Avrupa’da birçok ülkede İslami kavramlar siyasi tartışmalar içerisinde anlamsızlaştırılıyor ve içleri boşaltılıyor. “İslam”, “cihat”, “şeriat” gibi kavramların aslında siyasi konjünktüre ve aktörlerin ilgilerine göre nasıl yeniden tanımlandığını en iyi tarihten örnekler gösteriyor: Almanya’da 1. Dünya Savaşı esnasında çıkartılan El-Dschihad gazetesi bu örneklerin en çarpıcıları arasında.

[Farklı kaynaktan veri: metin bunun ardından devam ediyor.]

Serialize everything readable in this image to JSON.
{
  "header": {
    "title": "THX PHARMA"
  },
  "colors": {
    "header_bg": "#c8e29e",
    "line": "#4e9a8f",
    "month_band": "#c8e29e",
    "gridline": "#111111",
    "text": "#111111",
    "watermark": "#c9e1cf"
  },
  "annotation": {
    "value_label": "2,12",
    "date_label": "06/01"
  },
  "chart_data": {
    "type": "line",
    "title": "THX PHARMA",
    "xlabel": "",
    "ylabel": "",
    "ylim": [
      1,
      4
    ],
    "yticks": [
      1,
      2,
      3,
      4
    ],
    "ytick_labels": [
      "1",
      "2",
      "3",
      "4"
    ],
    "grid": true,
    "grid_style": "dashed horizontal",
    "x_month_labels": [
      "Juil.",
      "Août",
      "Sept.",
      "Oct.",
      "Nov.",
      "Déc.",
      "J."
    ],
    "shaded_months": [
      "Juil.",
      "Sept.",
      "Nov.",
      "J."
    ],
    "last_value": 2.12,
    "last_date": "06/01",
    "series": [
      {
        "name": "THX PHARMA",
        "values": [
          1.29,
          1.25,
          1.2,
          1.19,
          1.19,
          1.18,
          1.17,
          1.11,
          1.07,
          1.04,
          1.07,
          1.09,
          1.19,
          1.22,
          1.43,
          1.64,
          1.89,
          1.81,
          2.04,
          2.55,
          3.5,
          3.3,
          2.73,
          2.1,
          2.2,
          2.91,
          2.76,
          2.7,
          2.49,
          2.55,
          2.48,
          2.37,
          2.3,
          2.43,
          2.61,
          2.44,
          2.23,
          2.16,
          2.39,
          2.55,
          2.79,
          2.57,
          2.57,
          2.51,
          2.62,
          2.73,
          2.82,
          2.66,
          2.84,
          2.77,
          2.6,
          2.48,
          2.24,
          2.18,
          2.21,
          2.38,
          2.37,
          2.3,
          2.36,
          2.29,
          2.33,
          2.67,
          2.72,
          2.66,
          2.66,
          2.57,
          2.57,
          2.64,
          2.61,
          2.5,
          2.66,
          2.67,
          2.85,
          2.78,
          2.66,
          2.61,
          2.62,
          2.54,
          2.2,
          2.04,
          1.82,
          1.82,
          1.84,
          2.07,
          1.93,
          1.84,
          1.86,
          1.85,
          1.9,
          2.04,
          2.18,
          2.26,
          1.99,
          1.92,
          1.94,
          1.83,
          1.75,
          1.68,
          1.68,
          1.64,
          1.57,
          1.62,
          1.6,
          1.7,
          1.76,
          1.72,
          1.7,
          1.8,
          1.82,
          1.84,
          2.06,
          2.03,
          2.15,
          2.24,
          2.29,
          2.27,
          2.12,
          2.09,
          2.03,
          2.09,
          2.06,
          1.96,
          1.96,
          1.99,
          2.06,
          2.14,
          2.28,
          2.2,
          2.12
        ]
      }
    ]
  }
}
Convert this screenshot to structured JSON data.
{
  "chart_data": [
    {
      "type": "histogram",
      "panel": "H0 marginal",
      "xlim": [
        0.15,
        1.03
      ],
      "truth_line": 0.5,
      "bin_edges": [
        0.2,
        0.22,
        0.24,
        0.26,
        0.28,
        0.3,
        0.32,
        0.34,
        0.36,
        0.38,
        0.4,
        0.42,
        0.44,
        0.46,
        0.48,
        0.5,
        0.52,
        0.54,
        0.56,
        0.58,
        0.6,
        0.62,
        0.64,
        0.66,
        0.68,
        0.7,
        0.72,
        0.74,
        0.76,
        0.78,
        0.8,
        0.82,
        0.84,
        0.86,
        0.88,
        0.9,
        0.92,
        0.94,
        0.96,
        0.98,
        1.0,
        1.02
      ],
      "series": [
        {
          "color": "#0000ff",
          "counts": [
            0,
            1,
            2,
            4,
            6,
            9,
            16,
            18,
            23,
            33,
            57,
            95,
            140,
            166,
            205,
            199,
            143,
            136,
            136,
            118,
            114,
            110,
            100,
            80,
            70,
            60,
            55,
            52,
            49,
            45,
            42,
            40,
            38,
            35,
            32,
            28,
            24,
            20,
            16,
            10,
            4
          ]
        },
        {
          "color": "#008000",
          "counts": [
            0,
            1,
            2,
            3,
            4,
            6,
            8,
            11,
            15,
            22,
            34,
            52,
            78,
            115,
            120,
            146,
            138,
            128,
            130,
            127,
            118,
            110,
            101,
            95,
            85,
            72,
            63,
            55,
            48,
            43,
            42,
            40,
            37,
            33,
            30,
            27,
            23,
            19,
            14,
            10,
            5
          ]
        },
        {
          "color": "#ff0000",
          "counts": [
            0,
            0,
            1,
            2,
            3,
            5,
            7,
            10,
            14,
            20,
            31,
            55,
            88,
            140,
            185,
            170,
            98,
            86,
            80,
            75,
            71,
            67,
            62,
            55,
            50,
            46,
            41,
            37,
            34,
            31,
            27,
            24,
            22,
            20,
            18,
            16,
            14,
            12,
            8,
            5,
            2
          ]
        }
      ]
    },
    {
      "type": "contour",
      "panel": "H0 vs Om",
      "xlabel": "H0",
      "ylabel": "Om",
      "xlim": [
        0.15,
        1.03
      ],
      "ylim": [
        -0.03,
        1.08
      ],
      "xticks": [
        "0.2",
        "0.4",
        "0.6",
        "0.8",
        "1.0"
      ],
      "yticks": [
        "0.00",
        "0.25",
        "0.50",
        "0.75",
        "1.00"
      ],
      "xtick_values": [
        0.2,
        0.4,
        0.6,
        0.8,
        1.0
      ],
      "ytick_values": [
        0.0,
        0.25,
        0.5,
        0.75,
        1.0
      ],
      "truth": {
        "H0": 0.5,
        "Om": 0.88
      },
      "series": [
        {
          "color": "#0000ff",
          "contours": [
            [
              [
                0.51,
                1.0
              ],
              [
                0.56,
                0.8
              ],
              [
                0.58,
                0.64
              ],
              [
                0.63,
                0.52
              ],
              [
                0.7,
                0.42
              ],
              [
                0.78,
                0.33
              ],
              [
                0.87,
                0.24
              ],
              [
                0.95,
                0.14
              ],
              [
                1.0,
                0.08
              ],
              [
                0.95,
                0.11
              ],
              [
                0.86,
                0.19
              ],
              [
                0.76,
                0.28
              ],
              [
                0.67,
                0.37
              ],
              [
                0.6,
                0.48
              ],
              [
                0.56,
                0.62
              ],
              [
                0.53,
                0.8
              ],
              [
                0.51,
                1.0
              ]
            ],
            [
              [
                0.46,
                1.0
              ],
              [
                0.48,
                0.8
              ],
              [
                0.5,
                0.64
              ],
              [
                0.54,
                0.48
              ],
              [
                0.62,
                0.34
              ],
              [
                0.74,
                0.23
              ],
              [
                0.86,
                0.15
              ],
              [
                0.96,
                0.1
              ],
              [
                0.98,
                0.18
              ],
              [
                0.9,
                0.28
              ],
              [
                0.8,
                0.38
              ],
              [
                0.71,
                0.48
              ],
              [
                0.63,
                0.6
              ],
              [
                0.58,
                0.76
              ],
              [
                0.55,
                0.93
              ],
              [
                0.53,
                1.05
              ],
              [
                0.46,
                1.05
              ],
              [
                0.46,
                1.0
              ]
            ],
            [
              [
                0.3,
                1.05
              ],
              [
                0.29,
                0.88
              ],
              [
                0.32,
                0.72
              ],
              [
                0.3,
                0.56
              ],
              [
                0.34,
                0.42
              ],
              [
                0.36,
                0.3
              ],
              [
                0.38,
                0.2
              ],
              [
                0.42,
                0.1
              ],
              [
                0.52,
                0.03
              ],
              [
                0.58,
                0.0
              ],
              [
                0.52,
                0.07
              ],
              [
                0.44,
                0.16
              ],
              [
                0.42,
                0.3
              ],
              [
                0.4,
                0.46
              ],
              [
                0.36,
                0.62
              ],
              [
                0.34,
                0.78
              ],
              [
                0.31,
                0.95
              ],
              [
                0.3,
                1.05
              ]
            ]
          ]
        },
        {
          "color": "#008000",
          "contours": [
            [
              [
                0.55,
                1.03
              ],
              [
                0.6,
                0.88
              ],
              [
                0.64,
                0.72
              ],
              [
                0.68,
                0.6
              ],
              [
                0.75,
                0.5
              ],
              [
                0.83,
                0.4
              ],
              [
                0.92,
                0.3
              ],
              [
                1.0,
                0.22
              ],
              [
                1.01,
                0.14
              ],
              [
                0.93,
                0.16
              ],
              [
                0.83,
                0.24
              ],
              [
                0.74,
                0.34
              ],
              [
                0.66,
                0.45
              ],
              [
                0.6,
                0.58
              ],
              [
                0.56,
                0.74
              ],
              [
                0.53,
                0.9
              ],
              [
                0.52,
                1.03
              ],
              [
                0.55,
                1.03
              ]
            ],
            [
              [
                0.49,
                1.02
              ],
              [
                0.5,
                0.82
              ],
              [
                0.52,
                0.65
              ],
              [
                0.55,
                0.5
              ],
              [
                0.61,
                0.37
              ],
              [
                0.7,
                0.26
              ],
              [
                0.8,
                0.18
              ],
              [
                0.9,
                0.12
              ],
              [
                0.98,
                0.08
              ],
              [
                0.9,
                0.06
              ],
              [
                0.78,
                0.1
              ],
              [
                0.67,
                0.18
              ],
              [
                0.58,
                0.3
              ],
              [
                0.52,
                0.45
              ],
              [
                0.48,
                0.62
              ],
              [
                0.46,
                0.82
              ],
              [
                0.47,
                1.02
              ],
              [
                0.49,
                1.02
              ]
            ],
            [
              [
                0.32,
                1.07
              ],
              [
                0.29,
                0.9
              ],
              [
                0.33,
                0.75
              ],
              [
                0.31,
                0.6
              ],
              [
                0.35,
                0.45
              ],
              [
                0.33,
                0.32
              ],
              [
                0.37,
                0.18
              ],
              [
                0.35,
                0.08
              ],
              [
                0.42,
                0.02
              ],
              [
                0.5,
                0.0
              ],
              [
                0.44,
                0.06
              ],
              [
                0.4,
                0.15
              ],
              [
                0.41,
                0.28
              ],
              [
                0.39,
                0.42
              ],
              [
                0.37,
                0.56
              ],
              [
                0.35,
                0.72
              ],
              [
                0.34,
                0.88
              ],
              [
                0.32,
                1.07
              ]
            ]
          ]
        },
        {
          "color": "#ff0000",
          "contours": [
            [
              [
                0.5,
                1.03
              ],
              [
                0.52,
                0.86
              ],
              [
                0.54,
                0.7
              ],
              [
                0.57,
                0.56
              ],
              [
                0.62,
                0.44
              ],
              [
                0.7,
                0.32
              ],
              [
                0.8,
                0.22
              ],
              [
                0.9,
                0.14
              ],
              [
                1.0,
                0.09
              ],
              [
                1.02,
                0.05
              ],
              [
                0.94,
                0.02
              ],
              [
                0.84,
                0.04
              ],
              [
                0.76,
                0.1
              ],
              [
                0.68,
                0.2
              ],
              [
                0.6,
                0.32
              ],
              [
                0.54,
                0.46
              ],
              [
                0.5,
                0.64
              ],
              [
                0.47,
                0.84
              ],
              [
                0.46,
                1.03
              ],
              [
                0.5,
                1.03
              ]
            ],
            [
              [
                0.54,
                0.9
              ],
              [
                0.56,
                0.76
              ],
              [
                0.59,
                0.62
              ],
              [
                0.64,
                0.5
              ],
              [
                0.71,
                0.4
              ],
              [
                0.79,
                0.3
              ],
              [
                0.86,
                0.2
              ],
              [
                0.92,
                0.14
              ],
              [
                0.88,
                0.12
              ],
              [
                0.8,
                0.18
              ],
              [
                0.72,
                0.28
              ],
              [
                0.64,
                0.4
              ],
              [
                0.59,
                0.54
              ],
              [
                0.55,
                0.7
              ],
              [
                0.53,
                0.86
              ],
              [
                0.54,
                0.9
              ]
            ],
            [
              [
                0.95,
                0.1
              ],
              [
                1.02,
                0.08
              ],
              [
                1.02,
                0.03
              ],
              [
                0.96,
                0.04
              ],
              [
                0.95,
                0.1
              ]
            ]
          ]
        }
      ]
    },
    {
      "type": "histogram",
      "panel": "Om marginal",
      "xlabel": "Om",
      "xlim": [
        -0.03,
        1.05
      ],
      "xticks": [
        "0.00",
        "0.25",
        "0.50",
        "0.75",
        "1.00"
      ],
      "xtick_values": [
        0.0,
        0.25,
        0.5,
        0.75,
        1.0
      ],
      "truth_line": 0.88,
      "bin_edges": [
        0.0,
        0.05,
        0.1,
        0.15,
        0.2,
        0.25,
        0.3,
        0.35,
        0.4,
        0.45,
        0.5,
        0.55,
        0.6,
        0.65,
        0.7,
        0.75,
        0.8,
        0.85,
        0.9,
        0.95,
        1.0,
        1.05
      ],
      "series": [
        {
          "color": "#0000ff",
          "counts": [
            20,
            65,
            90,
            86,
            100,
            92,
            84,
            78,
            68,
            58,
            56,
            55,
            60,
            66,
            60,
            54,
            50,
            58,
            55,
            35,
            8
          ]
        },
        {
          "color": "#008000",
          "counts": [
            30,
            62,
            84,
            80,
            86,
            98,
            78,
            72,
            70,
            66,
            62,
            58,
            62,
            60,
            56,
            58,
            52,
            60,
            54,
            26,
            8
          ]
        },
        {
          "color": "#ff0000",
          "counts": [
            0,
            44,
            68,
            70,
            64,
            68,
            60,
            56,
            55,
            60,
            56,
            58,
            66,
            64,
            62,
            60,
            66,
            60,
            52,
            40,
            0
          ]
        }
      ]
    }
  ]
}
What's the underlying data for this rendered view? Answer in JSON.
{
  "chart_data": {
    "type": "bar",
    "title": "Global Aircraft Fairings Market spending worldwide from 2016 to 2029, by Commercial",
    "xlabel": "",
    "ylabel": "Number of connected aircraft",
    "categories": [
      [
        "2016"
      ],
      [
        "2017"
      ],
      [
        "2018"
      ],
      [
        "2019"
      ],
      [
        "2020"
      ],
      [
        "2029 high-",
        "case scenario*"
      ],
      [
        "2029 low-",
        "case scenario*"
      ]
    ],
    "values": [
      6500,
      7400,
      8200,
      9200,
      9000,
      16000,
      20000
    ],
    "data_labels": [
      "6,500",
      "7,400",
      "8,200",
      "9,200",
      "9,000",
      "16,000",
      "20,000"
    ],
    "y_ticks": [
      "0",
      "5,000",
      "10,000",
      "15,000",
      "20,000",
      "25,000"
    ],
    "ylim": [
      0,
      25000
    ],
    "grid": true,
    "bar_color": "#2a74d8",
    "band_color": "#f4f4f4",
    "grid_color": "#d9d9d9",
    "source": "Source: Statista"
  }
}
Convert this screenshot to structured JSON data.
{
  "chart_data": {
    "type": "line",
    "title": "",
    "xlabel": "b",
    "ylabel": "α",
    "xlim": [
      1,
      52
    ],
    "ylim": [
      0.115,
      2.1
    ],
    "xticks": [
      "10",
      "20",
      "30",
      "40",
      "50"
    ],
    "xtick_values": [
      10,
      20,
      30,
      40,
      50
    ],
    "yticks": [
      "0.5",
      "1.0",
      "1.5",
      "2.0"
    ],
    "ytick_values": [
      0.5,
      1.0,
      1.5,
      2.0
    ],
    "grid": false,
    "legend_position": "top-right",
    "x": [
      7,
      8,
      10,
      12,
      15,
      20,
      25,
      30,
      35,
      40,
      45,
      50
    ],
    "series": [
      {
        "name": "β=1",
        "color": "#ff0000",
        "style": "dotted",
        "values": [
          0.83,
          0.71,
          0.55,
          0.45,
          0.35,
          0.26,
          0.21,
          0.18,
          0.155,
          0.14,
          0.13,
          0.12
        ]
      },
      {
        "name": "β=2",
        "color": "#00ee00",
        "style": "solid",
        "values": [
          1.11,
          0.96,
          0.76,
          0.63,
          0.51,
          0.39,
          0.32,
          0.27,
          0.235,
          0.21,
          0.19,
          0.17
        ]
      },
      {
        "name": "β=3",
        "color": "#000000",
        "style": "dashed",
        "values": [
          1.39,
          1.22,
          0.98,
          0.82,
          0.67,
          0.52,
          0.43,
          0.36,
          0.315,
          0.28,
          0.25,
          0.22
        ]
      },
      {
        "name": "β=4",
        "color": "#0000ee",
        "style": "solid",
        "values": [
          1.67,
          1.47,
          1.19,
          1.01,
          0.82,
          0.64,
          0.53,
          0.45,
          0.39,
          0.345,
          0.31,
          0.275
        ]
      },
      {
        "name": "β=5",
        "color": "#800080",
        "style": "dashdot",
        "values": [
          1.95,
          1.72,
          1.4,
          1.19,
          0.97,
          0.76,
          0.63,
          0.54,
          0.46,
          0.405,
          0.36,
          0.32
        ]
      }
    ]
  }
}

Dünya çapında önem taşıyan büyük siyasi veya toplumsal olaylar kullanılan dil üzerinde de iz bırakırlar. Bu durum bazı ifadelerin kullanımının ya da kullanılmamasının her zaman toplumsal şartlardan etkilendiği anlamına gelir. “İslam”, “cihat”, “şeriat” ve “Kur’an” gibi İslami kavramların anlamları da Alman dil sahasındaki toplumsal şartlardan etkilenmektedir. Son 50 yıldaki İslam tartışmalarına baktığımızda yurt dışındaki jeopolitik çatışmaların ve aynı şekilde yurt içindeki siyasi tartışmaların bu kavramlar ile ilgili dil kullanımını etkilediğini görürüz. Örneğin 1979/1980 İran Devrimi’nin ardından “molla”, “Ayetullah”, “yeniden İslamlaşma”, “İslami Rönesans”, “İslami uyanış”, “İslami kökten dincilik” ve “İslamcılık” gibi kavramlar İran devrimine bağlı olumsuz çağrışımlar ile dil kullanım sahasına girmiştir. 11 Eylül’den sonra ise “İslam” kavramının “terör” kelime alanı ile bağlantılı hâle getirilmesine yönelik bir eğilim görülmüştür. Söz konusu durum Alman medyasında “İslami terörün tehlikeleri“, “İslami terörle mücadele“, “terörcü İslam“ ve “İslami teröristler“ şeklindeki ifadelerde kendisini göstermiştir.
İslam’a dair mevcut diskurdaki dil kullanımı sadece çatışmalar ve çekişmelerden etkilenmez. Bunun ötesinde bir toplumun, topluluğun veya grubun taşıdığı değer yargıları, düşünme biçimleri ve siyasi tutumları da bir konuya dair dil kullanımının şekil ve usulünü etkilerler. Dolayısıyla bir olgunun ele alınış biçimi de toplumsal değer yargılarına, siyasi tutuma ve ilgilere bağlıdır. Aktörlerin siyasi veya ideolojik yönelimleri kavramların içeriğini etkiler. Bir olguya yönelik tutum değiştiğinde de bir “ifade” farklı yorumlanmaya başlar.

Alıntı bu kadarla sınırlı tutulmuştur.